The vast majority of the US population is vaccinated against polio and well protected from the dangerous disease. The CDC recommends that children get three doses of the inactivated polio vaccine by 24 months, followed by a fourth dose between the ages of 4 and 6 years. But vaccination rates have been slipping in recent years, and small pockets of states and counties can have shockingly low coverage. For instance, in Rockland County, just northeast of New York City, the vaccination rate of 2-year-olds was 67 percent in 2020, but slipped to 60 percent currently. And according to zip-code level vaccination data, one area of Rockland County has a vaccination rate as low as 37 percent, with a couple of others in the 50s.

Vaccination challenges

Polio is a particularly prime target for anti-vaccine misinformation. Much of the poliovirus currently circulating in the world today—including in the US—is derived from oral vaccines, which use live, weakened poliovirus to spur immunity. Oral polio vaccines are highly effective at protecting against paralytic polio and are safe and affordable. But, if they’re used in areas with low vaccination rates, the harmless, immunizing vaccine viruses can spread to others through poor sanitation and/or hygiene. If the vaccine continues to moves from person to person, it can pick up mutations along the way that allows it to regain the ability to cause infection and paralytic polio. At this point, the vaccine virus is reclassified as a vaccine-derived poliovirus (VDPV).

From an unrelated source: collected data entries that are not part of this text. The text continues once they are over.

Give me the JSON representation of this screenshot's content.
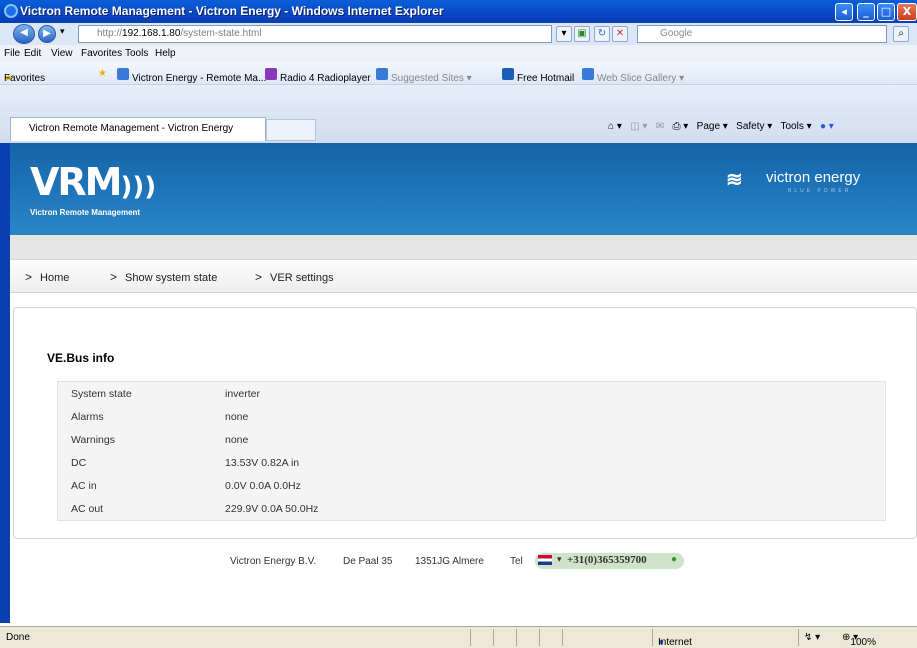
{
  "window": {
    "title": "Victron Remote Management - Victron Energy - Windows Internet Explorer",
    "buttons": {
      "minimize": "_",
      "maximize": "□",
      "close": "X"
    }
  },
  "browser": {
    "address": {
      "prefix": "http://",
      "host": "192.168.1.80",
      "path": "/system-state.html"
    },
    "search_placeholder": "Google",
    "menu": [
      "File",
      "Edit",
      "View",
      "Favorites",
      "Tools",
      "Help"
    ],
    "favorites_label": "Favorites",
    "favorites": [
      "Victron Energy - Remote Ma...",
      "Radio 4 Radioplayer",
      "Suggested Sites ▾",
      "Free Hotmail",
      "Web Slice Gallery ▾"
    ],
    "tab_title": "Victron Remote Management - Victron Energy",
    "command_bar": {
      "page": "Page ▾",
      "safety": "Safety ▾",
      "tools": "Tools ▾"
    }
  },
  "site": {
    "logo_text": "VRM",
    "logo_subtitle": "Victron Remote Management",
    "brand": "victron energy",
    "brand_tagline": "BLUE POWER",
    "nav": [
      "Home",
      "Show system state",
      "VER settings"
    ],
    "section_title": "VE.Bus info",
    "info_rows": [
      {
        "label": "System state",
        "value": "inverter"
      },
      {
        "label": "Alarms",
        "value": "none"
      },
      {
        "label": "Warnings",
        "value": "none"
      },
      {
        "label": "DC",
        "value": "13.53V 0.82A in"
      },
      {
        "label": "AC in",
        "value": "0.0V 0.0A 0.0Hz"
      },
      {
        "label": "AC out",
        "value": "229.9V 0.0A 50.0Hz"
      }
    ],
    "footer": {
      "company": "Victron Energy B.V.",
      "street": "De Paal 35",
      "city": "1351JG Almere",
      "tel_label": "Tel",
      "phone": "+31(0)365359700"
    }
  },
  "status": {
    "left": "Done",
    "zone": "Internet",
    "zoom": "100%"
  },
  "colors": {
    "banner": "#1e74b8",
    "titlebar": "#0848c4"
  }
}
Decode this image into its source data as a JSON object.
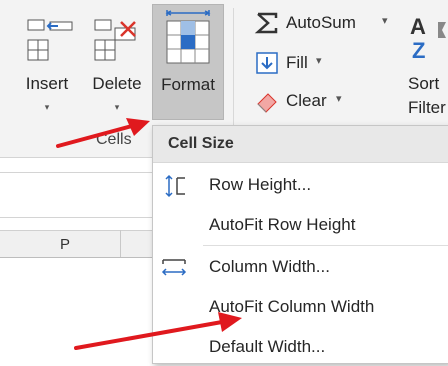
{
  "ribbon": {
    "cells_group": {
      "label": "Cells",
      "insert": {
        "label": "Insert",
        "caret": "▾"
      },
      "delete": {
        "label": "Delete",
        "caret": "▾"
      },
      "format": {
        "label": "Format"
      }
    },
    "editing": {
      "autosum": {
        "label": "AutoSum",
        "caret": "▾"
      },
      "fill": {
        "label": "Fill",
        "caret": "▾"
      },
      "clear": {
        "label": "Clear",
        "caret": "▾"
      }
    },
    "sort": {
      "line1": "Sort",
      "line2": "Filter"
    }
  },
  "sheet": {
    "column_header": "P"
  },
  "format_menu": {
    "section": "Cell Size",
    "items": [
      {
        "label": "Row Height..."
      },
      {
        "label": "AutoFit Row Height"
      },
      {
        "label": "Column Width..."
      },
      {
        "label": "AutoFit Column Width"
      },
      {
        "label": "Default Width..."
      }
    ]
  },
  "colors": {
    "annotation_arrow": "#e0191e",
    "format_button_active": "#c6c6c6",
    "icon_blue": "#2b6cc4",
    "icon_red": "#d9342b"
  }
}
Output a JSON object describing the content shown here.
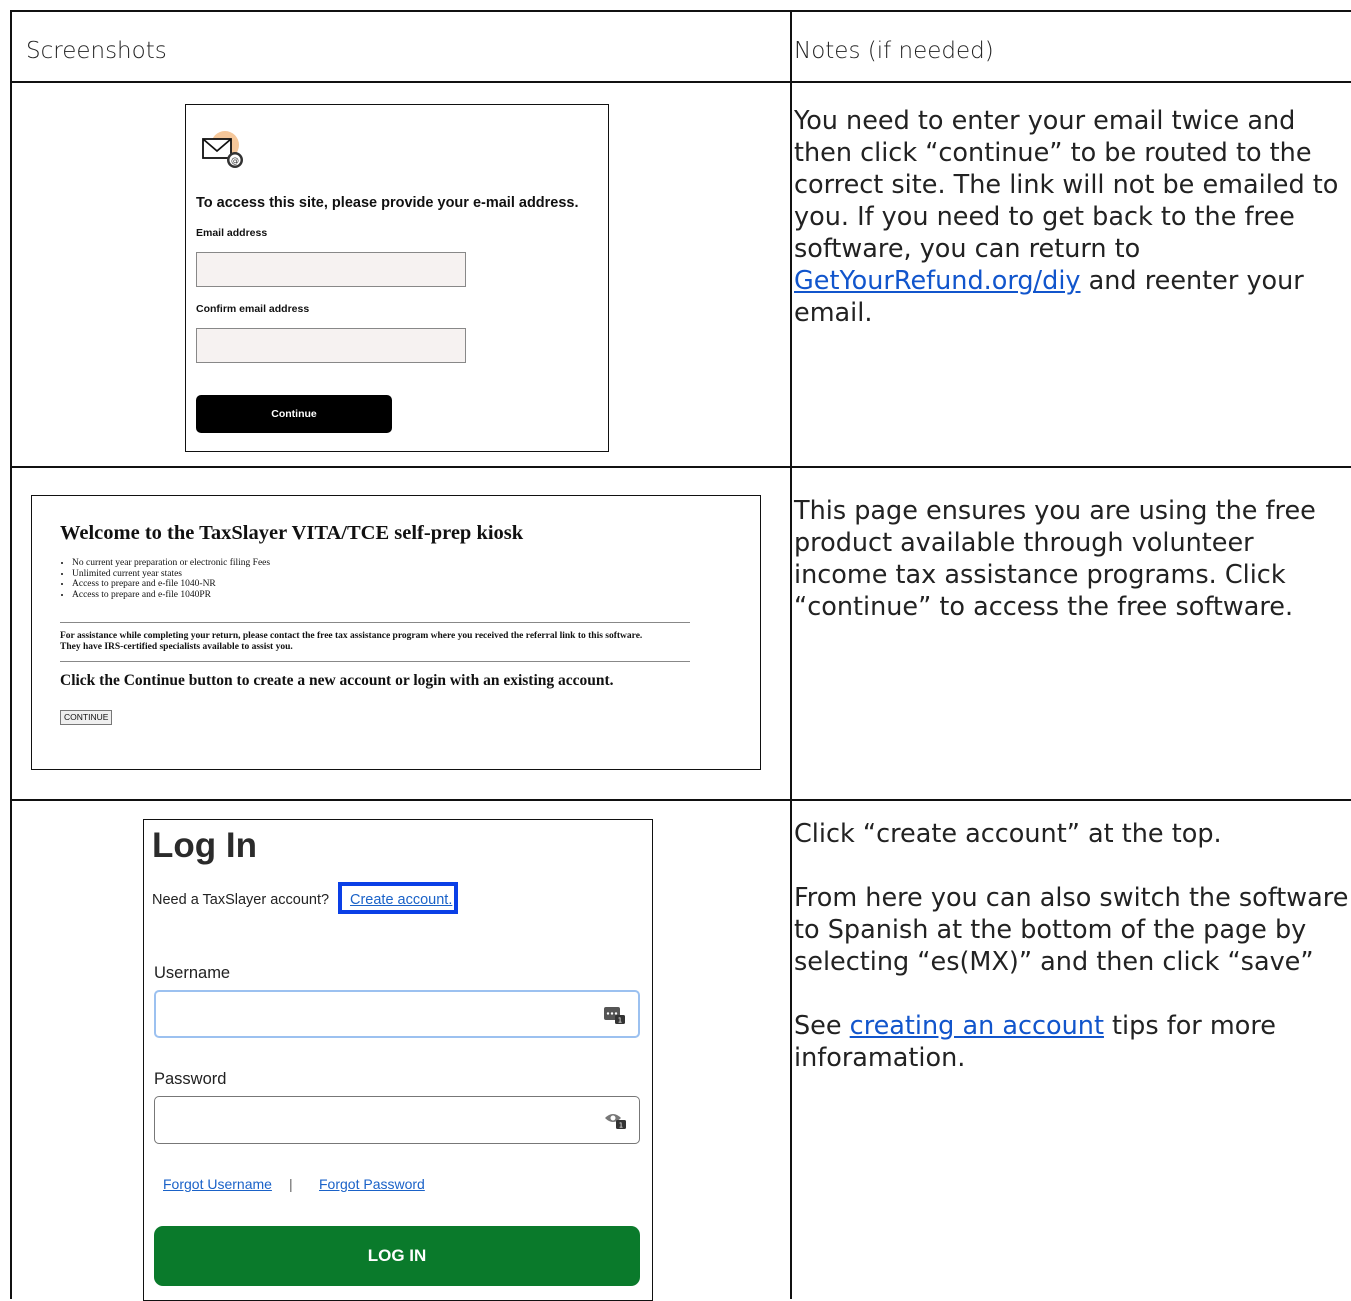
{
  "table": {
    "headers": {
      "screenshots": "Screenshots",
      "notes": "Notes (if needed)"
    },
    "rows": [
      {
        "note": {
          "text_before_link": "You need to enter your email twice and then click “continue” to be routed to the correct site. The link will not be emailed to you. If you need to get back to the free software, you can return to ",
          "link": "GetYourRefund.org/diy",
          "text_after_link": " and reenter your email."
        }
      },
      {
        "note": {
          "text": "This page ensures you are using the free product available through volunteer income tax assistance programs. Click “continue” to access the free software."
        }
      },
      {
        "note": {
          "p1": "Click “create account” at the top.",
          "p2": "From here you can also switch the software to Spanish at the bottom of the page by selecting “es(MX)” and then click “save”",
          "p3_before_link": "See ",
          "p3_link": "creating an account",
          "p3_after_link": " tips for more inforamation."
        }
      }
    ]
  },
  "email_screen": {
    "title": "To access this site, please provide your e-mail address.",
    "email_label": "Email address",
    "confirm_label": "Confirm email address",
    "continue_label": "Continue",
    "icon": "envelope-at-icon",
    "icon_accent": "#f5c79a"
  },
  "kiosk_screen": {
    "title": "Welcome to the TaxSlayer VITA/TCE self-prep kiosk",
    "bullets": [
      "No current year preparation or electronic filing Fees",
      "Unlimited current year states",
      "Access to prepare and e-file 1040-NR",
      "Access to prepare and e-file 1040PR"
    ],
    "assist_line1": "For assistance while completing your return, please contact the free tax assistance program where you received the referral link to this software.",
    "assist_line2": "They have IRS-certified specialists available to assist you.",
    "instruction": "Click the Continue button to create a new account or login with an existing account.",
    "continue_button": "CONTINUE"
  },
  "login_screen": {
    "title": "Log In",
    "need_account": "Need a TaxSlayer account?",
    "create_account": "Create account.",
    "username_label": "Username",
    "password_label": "Password",
    "forgot_username": "Forgot Username",
    "separator": "|",
    "forgot_password": "Forgot Password",
    "login_button": "LOG IN",
    "highlight_color": "#0a3fe6",
    "button_color": "#0a7a2b"
  }
}
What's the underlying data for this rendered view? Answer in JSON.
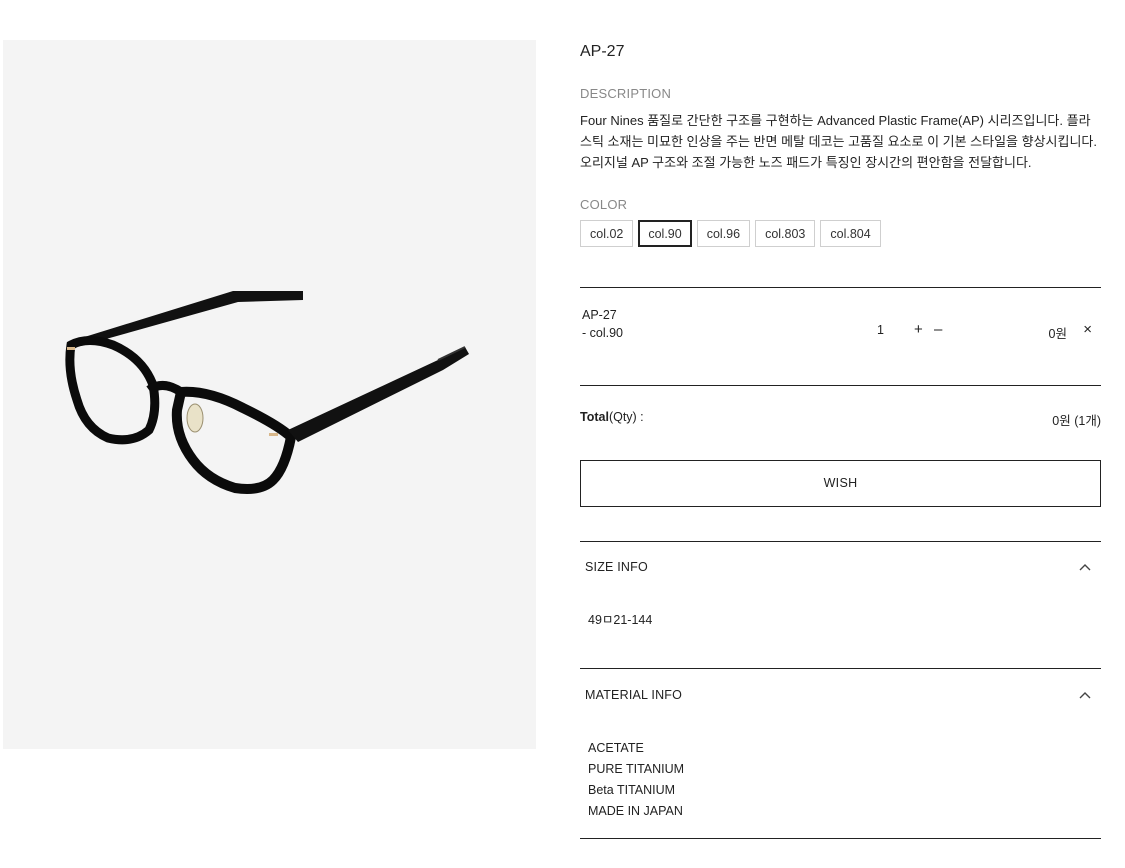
{
  "product": {
    "title": "AP-27",
    "description_label": "DESCRIPTION",
    "description": "Four Nines 품질로 간단한 구조를 구현하는 Advanced Plastic Frame(AP) 시리즈입니다. 플라스틱 소재는 미묘한 인상을 주는 반면 메탈 데코는 고품질 요소로 이 기본 스타일을 향상시킵니다. 오리지널 AP 구조와 조절 가능한 노즈 패드가 특징인 장시간의 편안함을 전달합니다.",
    "image_icon": "eyeglasses-icon"
  },
  "color": {
    "label": "COLOR",
    "options": [
      "col.02",
      "col.90",
      "col.96",
      "col.803",
      "col.804"
    ],
    "selected": "col.90"
  },
  "selection": {
    "name": "AP-27",
    "variant": "- col.90",
    "qty": "1",
    "plus": "+",
    "minus": "–",
    "price": "0원",
    "remove": "×"
  },
  "total": {
    "label_bold": "Total",
    "label_rest": "(Qty) :",
    "value": "0원 (1개)"
  },
  "wish_label": "WISH",
  "size_info": {
    "title": "SIZE INFO",
    "value": "49ㅁ21-144"
  },
  "material_info": {
    "title": "MATERIAL INFO",
    "items": [
      "ACETATE",
      "PURE TITANIUM",
      "Beta TITANIUM",
      "MADE IN JAPAN"
    ]
  },
  "colors": {
    "border": "#222222",
    "muted": "#888888",
    "image_bg": "#f4f4f4"
  }
}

The circulation of VDPV has been gobbled up by dangerous anti-vaccine advocates—such as Robert F. Kennedy Jr. and his organization, Children’s Health Defense—who giddily tout the false claim that polio vaccines cause polio. To be clear, polio vaccines are highly effective at safely preventing polio. As always, the lack of polio vaccination causes polio outbreaks.

The US has not licensed or used oral polio vaccines since 2000. Instead, the US and many other high-income countries now use an inactivated polio vaccine, which does not include a live virus. Nevertheless, a VDPV is what is spreading in the US. The vaccine virus was likely carried into the US through someone vaccinated elsewhere. The downside of using an inactivated vaccine is that it is not as potent as the oral doses, meaning that vaccinated people may still be able to spread poliovirus—including VDPVs—though they will be highly protected from paralytic disease.

The CDC and New York officials are now trying to convince vaccine holdouts to get their shots. Last week, New York Governor Kathy Hochul declared a state emergency in an effort to boost vaccination and surveillance efforts.

In a statement today, José R. Romero, director of CDC’s National Center for Immunization and Respiratory Diseases, pressed that:

“Polio vaccination is the safest and best way to fight this debilitating disease and it is imperative that people in these communities who are unvaccinated get up to date on polio vaccination right away. We cannot emphasize enough that polio is a dangerous disease for which there is no cure.”